Quella di Curnis è una storia di riscatto, dignità, coerenza, ribellioni, rischi, rivincite e resurrezioni. Di come si possa cadere, combattere e rialzarsi. Ma è anche un'attualissima lezione di semplicità e di armonia con l'ambiente. E’ il racconto di come si possa, con pochi mezzi, rinunciando al superfluo, ottenere il risultato più difficile: la felicità. Perché la felicità non costa nulla ed è accanto a noi, posata sul ramo di un albero o nascosta sotto la neve.

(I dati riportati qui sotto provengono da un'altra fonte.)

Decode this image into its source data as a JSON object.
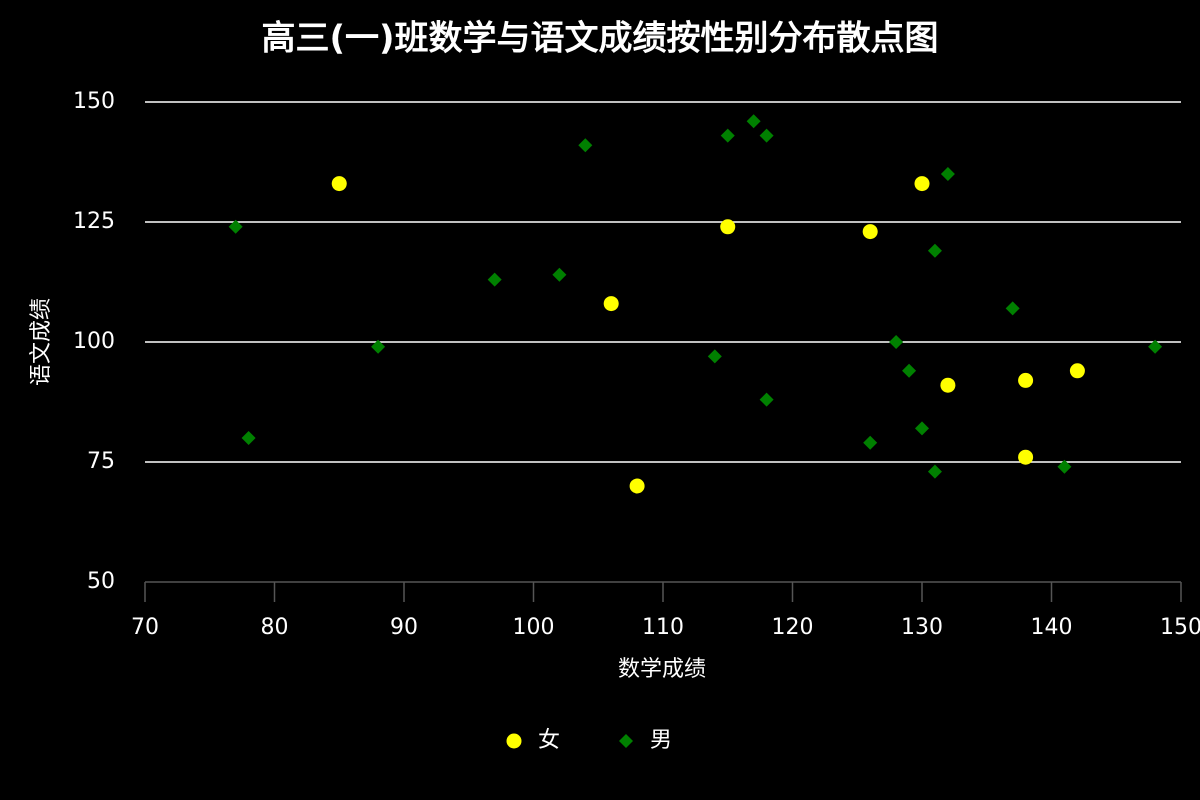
{
  "chart_data": {
    "type": "scatter",
    "title": "高三(一)班数学与语文成绩按性别分布散点图",
    "x_label": "数学成绩",
    "y_label": "语文成绩",
    "xlim": [
      70,
      150
    ],
    "xticks": [
      70,
      80,
      90,
      100,
      110,
      120,
      130,
      140,
      150
    ],
    "ylim": [
      50,
      150
    ],
    "yticks": [
      50,
      75,
      100,
      125,
      150
    ],
    "grid": true,
    "legend": "bottom",
    "series": [
      {
        "name": "女",
        "color": "#ffff00",
        "marker": "circle",
        "x": [
          85,
          106,
          108,
          115,
          126,
          130,
          132,
          138,
          138,
          142
        ],
        "values": [
          133,
          108,
          70,
          124,
          123,
          133,
          91,
          92,
          76,
          94
        ]
      },
      {
        "name": "男",
        "color": "#008000",
        "marker": "diamond",
        "x": [
          77,
          78,
          88,
          97,
          102,
          104,
          114,
          115,
          117,
          118,
          118,
          126,
          128,
          129,
          130,
          131,
          131,
          132,
          137,
          141,
          148
        ],
        "values": [
          124,
          80,
          99,
          113,
          114,
          141,
          97,
          143,
          146,
          143,
          88,
          79,
          100,
          94,
          82,
          119,
          73,
          135,
          107,
          74,
          99
        ]
      }
    ]
  }
}
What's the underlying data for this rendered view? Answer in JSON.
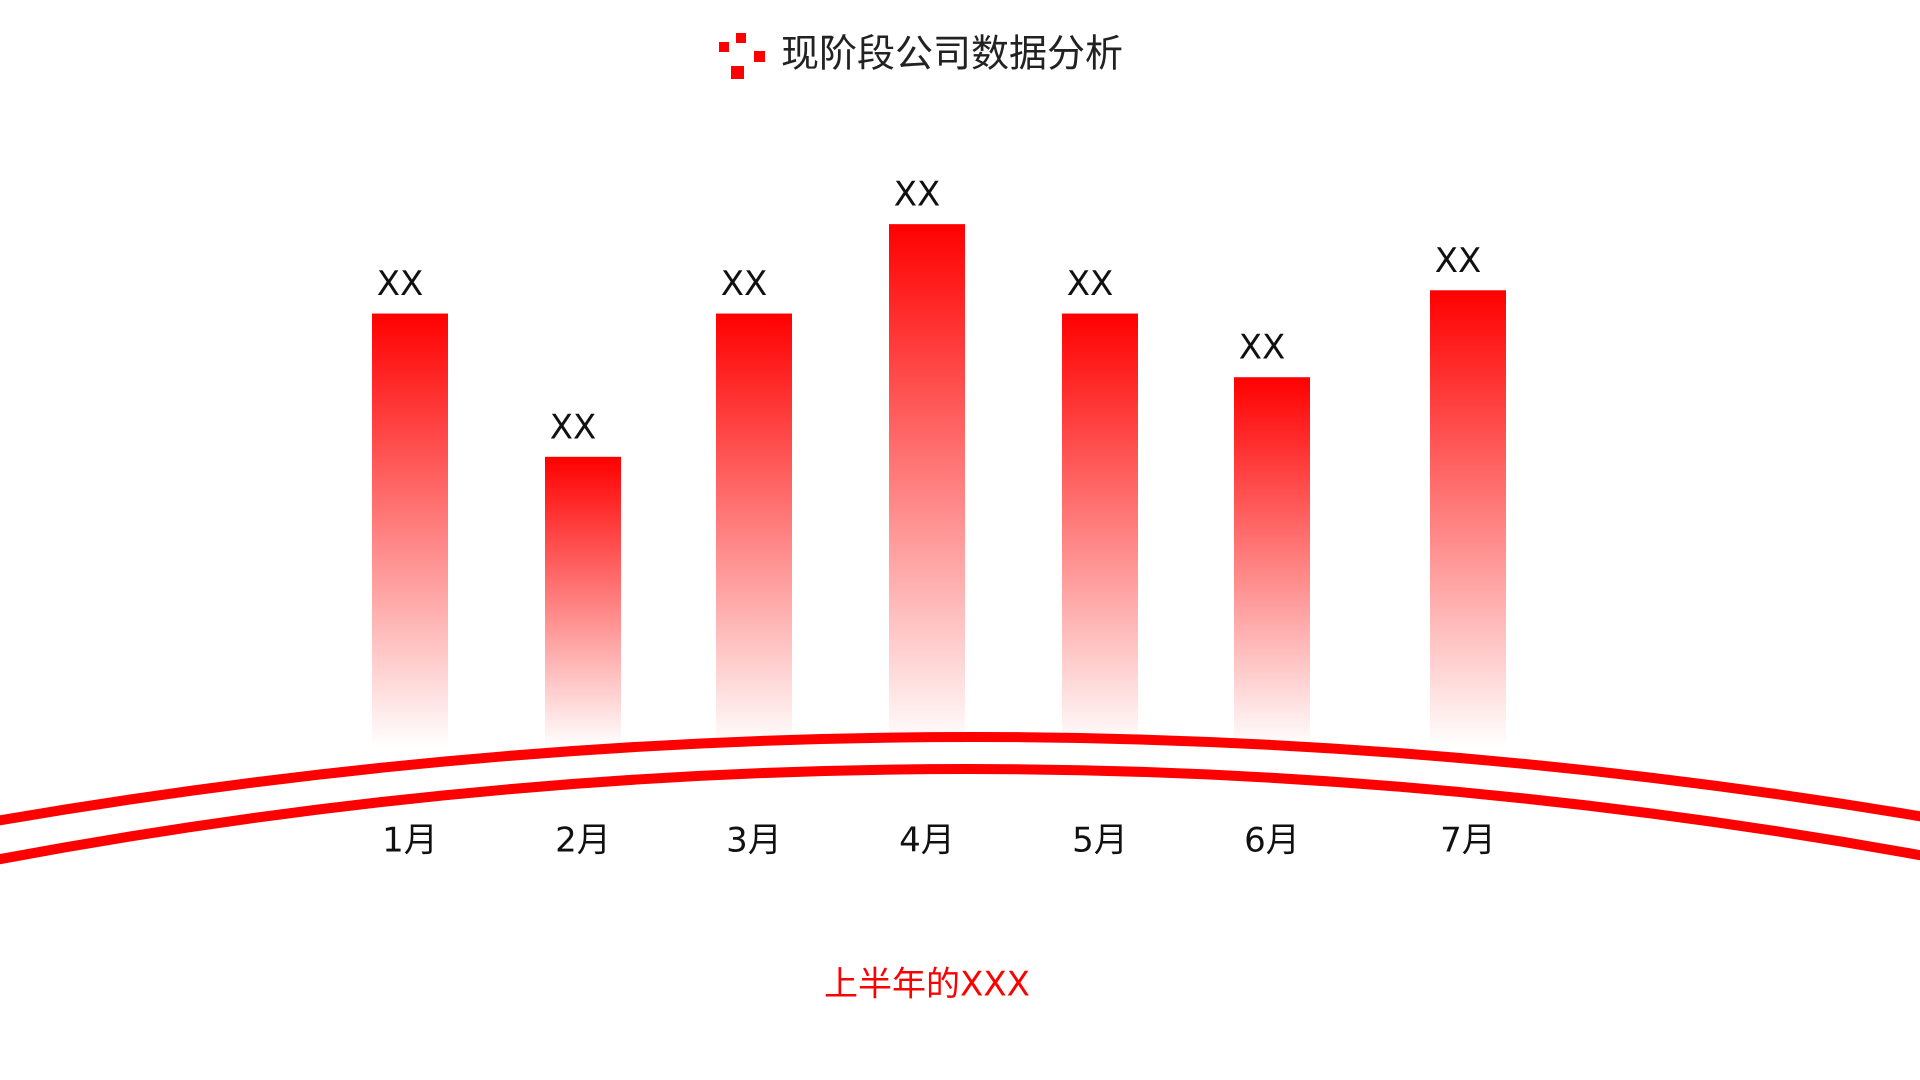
{
  "chart_data": {
    "type": "bar",
    "title": "现阶段公司数据分析",
    "annotation": "上半年的XXX",
    "categories": [
      "1月",
      "2月",
      "3月",
      "4月",
      "5月",
      "6月",
      "7月"
    ],
    "values": [
      354,
      237,
      354,
      427,
      354,
      302,
      373
    ],
    "value_labels": [
      "XX",
      "XX",
      "XX",
      "XX",
      "XX",
      "XX",
      "XX"
    ],
    "color": "#ff0000",
    "ylim": [
      0,
      450
    ]
  }
}
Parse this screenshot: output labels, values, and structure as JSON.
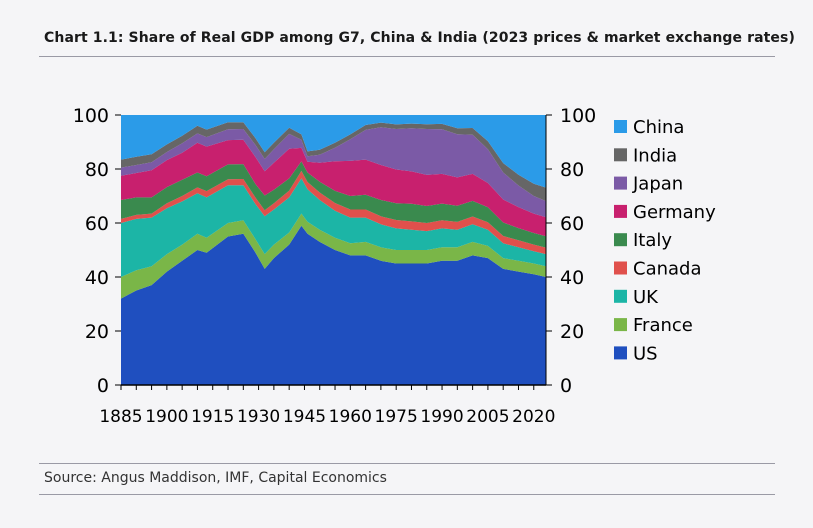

"Le comodità ti liberano dalle responsabilità. Anche i bambini devono poter rischiare qualcosa o non apprenderanno mai la misura, la consapevolezza. Se vengono sempre tenuti sotto controllo penseranno che c’è sempre qualcuno che si occupa della loro sicurezza e non imparano più a badare a sé stessi. Sia chiaro: sono contento che non vivano l’infanzia grama che ho vissuto io. Però vedo bambini che non toccano l’erba, non vivono il buio, non si arrampicano sugli alberi, hanno meno capacità di sopportare i sacrifici, sono sempre sotto l’occhio vigile dei genitori. Fanno tante esperienze passive, questo sì, vedono sicuramente molte cose che noi non conoscevamo, ma “toccano” di meno, e credo che questo cambi la percezione del pericolo, la capacità di valutare, di concentrarsi. Cose che per me erano indispensabili, in montagna e non solo”.

Quella di Mario è una storia unica e irripetibile, ma che parla delle vite di tutti. La sua memoria non descrive il fascino di un mondo che non c'è più, ma quello di un mondo come potrebbe essere ("Io non ho mai voluto essere servo di qualcosa o di qualcuno: scuola, chiesa, esercito o lavoro che fosse e ho sempre cercato di cavarmela da solo: se una cosa non me la posso permettere, non la faccio. (...) I soldi comprano soltanto le cose in vendita e io non sono mai stato in vendita”).

Questo libro non è una biografia. Procede per ricordi. A fare da filo conduttore, tra flashback, aneddoti e frammenti di diario, è la saggezza del suo sguardo da "capo indiano", l'indipendenza di giudizio con la quale analizza e interpreta le sue vicende personali, l'alpinismo di ieri e di oggi, la sobrietà, l'ascolto della natura, la vita e la morte, la solitudine e l'amicizia, il lavoro e la passione. La felicità, sempre.